THE OBIT PAGE: Cleto Escobedo III, a saxophonist and leader of the house band for comedian Jimmy Kimmel’s late night show, and a close friend of Kimmel’s since they were boys growing up in Las Vegas, has died at age 59. No cause was given.
Kimmel was in tears talking about it.
Escobedo’s band, Cleto and the Cletones, has been with “Jimmy Kimmel Live!” since the show went on the air in 2003. “Cleto and I have been inseparable since I was 9 years old,” Kimmel wrote on Instagram. “The fact that we got to work together every day is a dream neither of us could ever have imagined would come true.”
Escobedo’s father, Cleto Jr., came out of retirement to play with his son.
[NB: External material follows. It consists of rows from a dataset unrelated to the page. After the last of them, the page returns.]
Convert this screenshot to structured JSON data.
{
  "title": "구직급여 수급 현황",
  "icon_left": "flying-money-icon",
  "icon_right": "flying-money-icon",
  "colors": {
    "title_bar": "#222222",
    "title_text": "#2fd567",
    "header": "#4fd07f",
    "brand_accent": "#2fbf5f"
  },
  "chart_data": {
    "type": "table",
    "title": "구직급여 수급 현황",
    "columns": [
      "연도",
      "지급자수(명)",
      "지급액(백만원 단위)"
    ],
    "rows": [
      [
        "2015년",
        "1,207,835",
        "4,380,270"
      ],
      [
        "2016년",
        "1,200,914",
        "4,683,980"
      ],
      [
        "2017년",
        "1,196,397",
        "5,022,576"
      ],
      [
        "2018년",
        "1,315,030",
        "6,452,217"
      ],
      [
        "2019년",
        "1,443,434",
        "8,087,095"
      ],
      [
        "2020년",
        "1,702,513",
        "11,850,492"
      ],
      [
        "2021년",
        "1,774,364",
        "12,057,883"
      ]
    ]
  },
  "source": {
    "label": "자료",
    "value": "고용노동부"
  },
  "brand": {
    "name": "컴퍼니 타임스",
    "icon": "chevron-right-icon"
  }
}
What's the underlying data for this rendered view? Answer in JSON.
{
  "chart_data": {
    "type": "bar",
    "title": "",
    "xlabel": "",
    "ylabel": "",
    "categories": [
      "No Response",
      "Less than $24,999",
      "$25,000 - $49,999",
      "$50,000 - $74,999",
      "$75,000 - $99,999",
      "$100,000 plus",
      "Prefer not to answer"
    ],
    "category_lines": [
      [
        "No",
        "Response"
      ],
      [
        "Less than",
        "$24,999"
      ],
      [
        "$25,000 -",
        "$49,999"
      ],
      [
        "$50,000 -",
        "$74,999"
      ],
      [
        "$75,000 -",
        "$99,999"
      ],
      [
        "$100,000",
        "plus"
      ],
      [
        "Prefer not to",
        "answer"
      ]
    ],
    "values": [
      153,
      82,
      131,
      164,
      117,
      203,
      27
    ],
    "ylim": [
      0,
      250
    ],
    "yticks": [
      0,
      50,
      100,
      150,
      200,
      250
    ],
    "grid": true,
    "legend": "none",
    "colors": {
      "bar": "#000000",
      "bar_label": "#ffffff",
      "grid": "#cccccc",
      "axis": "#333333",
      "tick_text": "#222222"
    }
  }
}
THE SPIN RACK: In one of his last letters to shareholders as CEO of the business conglomerate Berkshire Hathaway, Warren Buffett said he would speed up plans to give away much of his $150 billion fortune to his children’s philanthropic foundations. “My children are now at their prime in respect to experience and wisdom but have yet to enter old age,” The 95-year-old Buffett said of his daughter and two sons, who range in age from 67 to 72. — A Utah judge this week rejected a congressional map proposed by the state’s Republican legislature, instead ordering the use of a map drawn by a centrist coalition that had filed a lawsuit challenging the Republican proposal. The Republicans, who had tried to carve up the state in their own favor, vowed to fight the ruling, calling it an “Activist Map Decision.” — A 2,500-foot bridge in China that was completed earlier this year partially collapsed under a landslide on the mountain where it was built.
BELOW THE FOLD: The Marion County government in central Kansas has agreed to pay $3 million to several parties and apologize for a 2023 raid on the local newspaper, the Marion County Record, searching for the source of purportedly leaked information involving a story never published.
The money goes to the paper’s editor, two reporters, the publishing company, and the city’s former vice mayor whose home was searched.